Area of Composite Shapes exercise

Would you like to apply the knowledge you’ve learned? You can review and practice it with the tasks for the video Area of Composite Shapes.
  • Help Zuri and Freddie!

    Hints

    Find the area of the decomposed shapes by multiplying the length by width.

    Then, add together the area of each decomposed shape to find the total area.

    Remember, you can check your work by counting the unit squares inside the shapes.

    Solution

    First, find the area of shape A: 4 x 2 = 8

    Then, find the area of shape B: 6 x 6 = 36

    Finally, add the area shape A and shape B together to find the total area of the composite shape.

    8 + 36 = 44 Square units

  • Are these shapes correctly decomposed?

    Hints

    Remember, we try to decompose shapes into rectangles to make it easier to find the area.

    A shape can be partitioned into more than two parts.

    Solution

    Always decompose the shape into smaller rectangles.

    Since two shapes were correctly decomposed by Zuri and Freddie, they go into the yes category.

    Two shapes were not correctly decomposed by Zuri and Freddie because they are not decomposed into smaller rectangles.
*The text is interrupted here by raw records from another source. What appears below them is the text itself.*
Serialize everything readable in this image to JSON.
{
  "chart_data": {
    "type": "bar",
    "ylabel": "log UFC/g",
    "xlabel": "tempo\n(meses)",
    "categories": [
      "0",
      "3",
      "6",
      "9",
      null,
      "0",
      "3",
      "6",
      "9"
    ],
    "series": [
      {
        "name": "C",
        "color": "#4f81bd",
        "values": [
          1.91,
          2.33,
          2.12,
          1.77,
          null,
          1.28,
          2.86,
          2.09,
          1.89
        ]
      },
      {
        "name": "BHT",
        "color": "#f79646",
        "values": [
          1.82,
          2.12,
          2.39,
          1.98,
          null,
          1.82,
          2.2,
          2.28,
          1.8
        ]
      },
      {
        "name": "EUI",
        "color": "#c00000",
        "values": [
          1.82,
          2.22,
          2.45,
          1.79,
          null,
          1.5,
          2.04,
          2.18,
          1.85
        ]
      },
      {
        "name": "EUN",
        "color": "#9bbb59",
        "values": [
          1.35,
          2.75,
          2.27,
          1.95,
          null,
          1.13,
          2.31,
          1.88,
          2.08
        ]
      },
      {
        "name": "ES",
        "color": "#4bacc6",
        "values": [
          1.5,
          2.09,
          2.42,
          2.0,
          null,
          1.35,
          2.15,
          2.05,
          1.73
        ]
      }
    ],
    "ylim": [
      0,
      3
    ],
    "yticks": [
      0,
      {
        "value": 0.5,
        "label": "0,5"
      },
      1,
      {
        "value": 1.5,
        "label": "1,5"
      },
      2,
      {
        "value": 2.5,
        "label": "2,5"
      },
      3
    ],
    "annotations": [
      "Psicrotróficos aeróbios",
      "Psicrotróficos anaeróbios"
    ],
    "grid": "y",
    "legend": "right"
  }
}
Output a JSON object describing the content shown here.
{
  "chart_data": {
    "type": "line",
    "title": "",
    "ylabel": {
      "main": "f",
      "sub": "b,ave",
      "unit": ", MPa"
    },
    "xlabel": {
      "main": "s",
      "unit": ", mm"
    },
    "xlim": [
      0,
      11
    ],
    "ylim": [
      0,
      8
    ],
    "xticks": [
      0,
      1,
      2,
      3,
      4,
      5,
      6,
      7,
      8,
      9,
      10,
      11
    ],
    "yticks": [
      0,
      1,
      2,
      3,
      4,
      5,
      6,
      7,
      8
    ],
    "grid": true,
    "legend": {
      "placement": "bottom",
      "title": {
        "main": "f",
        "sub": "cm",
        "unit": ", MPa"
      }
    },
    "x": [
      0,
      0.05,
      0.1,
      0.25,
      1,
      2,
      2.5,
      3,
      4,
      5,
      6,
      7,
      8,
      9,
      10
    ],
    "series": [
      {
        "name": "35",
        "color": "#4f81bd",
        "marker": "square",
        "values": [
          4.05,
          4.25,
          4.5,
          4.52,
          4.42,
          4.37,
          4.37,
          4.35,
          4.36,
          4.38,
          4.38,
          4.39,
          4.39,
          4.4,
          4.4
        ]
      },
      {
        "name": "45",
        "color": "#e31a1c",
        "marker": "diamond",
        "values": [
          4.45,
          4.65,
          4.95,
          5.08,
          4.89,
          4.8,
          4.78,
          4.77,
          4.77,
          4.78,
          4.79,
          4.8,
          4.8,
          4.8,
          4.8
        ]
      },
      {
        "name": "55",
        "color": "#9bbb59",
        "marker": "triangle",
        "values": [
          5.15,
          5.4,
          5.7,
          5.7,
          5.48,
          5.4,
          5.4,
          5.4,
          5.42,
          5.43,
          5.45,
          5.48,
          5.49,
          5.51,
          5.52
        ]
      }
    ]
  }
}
These two shapes go in the no category.

  • What is the area of this composite shape?

    Hints

    You can decompose the shape to calculate the area of each shape, then add them together for the area.

    Try decomposing the shape like this to help you find the area.

    Remember to find the area you multiply the length by the width.

    Remember, you can check your work by counting the unit squares inside the shapes.

    Solution

    Decompose the composite shape into two shapes.

    To find the area of shape A, solve 5 x 2, which is 10.

    To find the area of shape B, solve 5 x 3, which is 15.

    Next, add the area of both shapes together. 10 + 15 = 25.

    Finally, add the unit of measurement.

    The answer is: 25 square units.

  • Find the area of the composite shape.

    Hints

    Solve the area of shape A and shape B first.

    To find the area of decomposed shapes, multiply the length by the width.

    After you have found the area of shape A and shape B, add them together to find the area of the composite shape.

    Solution

    First, find the area of shape A: 7 x 4 = 28 square units

    Next, find the area of shape B: 3 x 4 = 12 square units

    Finally, add the area of both shapes to find the total area of the composite shape: 28 + 12 = 40 square units

  • What is the correct order of steps for finding the area of composite shapes?

    Hints

    Remember, always start by breaking down the shape.

    Solution
    1. Decompose the shape into multiple shapes.
    2. Find the area of each shape.
    3. Find the sum of all the areas.
    4. Add the correct unit of measurement.
  • Solve Zuri and Freddie's problem!

    Hints

    Find the area of each floor plan first, then compare to see which one has the bigger area.

    Remember, solve shape A and shape B, then add them together to find the total area of the composite shape.

    Solution

    Find the area of Zuri's floor plan.

    Shape A: 9 x 6 = 54 square units

    Shape B: 3 x 3 = 9 square units

    Total area: 54 + 9 = 63 square units

    Find the area of Freddie's floor plan.

    Shape A: 8 x 7 = 56 square units

    Shape B: 3 x 2 = 6 square units

    Total area: 56 + 6 = 62 square units

    Now compare the total area of both floor plans. Zuri's floor plan is 63 square units, and Freddie's floor plan is 62 square units. Since 63 is greater than 62, they will build Zuri's floor plan since it has a bigger area than Freddie's floor plan.